Wong-Rieger rightly pledged for a transition from patient advocacy to partnership but her theoretical framework with four schematically psychosocial personalities overlooked the real-life issues [1].

First, partnership is already present. Two thirds of patient advocacy organizations received industry funding [2]. Greater transparency by the addition of patient advocacy groups to the Open Payments program (Sunshine Act) would be a flawed compromise: disclosing conflicts cannot dissolve them. A charity should not be registered among patient organizations if it accepts external funding, as healthcare professionals for a task force should not. Could a spoon be long enough to soup with the biggest defrauder ever? [3]. Industry’s first goal is and will always be to create value for its shareholders.

Second, believing decision makers, including government agencies, could look for partnership with genuinely “independent patient and citizen voices” must not overlook the fact that cost constraints or economic issues are major issues for them. Third, partnership cannot be one-sided. The ignorant who are “motivated by good intentions” can be so easily fooled. Patients’ advocates must develop basic skills about medicine (e.g., public health, pharmacology, psychology, clinical trials methodology) but also about strategic planning and communication. AIDS activists developed such skills, better than many professionals, and produced new paradigms, which is why they succeeded [4].

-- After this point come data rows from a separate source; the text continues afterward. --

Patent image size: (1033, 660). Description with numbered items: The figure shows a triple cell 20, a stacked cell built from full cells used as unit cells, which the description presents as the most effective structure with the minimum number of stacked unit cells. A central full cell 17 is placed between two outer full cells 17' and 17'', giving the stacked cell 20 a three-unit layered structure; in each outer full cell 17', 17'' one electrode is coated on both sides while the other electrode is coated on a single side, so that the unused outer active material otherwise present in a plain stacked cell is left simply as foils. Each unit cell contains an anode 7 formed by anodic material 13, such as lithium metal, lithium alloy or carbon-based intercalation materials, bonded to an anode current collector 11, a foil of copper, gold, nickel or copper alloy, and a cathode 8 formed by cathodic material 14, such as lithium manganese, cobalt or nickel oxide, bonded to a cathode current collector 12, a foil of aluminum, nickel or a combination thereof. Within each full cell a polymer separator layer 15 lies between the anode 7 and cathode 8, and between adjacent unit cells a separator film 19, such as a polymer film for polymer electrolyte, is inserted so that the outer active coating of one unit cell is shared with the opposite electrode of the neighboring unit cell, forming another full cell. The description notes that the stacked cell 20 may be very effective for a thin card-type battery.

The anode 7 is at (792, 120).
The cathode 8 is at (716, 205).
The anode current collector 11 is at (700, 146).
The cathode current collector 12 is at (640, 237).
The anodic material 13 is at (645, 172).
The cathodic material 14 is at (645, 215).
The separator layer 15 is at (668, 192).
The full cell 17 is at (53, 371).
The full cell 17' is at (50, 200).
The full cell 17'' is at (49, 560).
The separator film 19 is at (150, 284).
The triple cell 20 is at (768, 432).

Sadly, major steps forward, as by AIDS activists, are too few and must not mask potential drawbacks. Public outcry can unduly preclude the use of safe alternatives [5]. The pink ribbon campaign for breast cancer screening used public fervor to transform a disease into a market-driven industry, which is deliberately flying in the face of the scientific evidence challenging the clinical benefit of screening [6].

Advocacy for patients is not a gift from heaven, it needs not only efforts but also wisdom.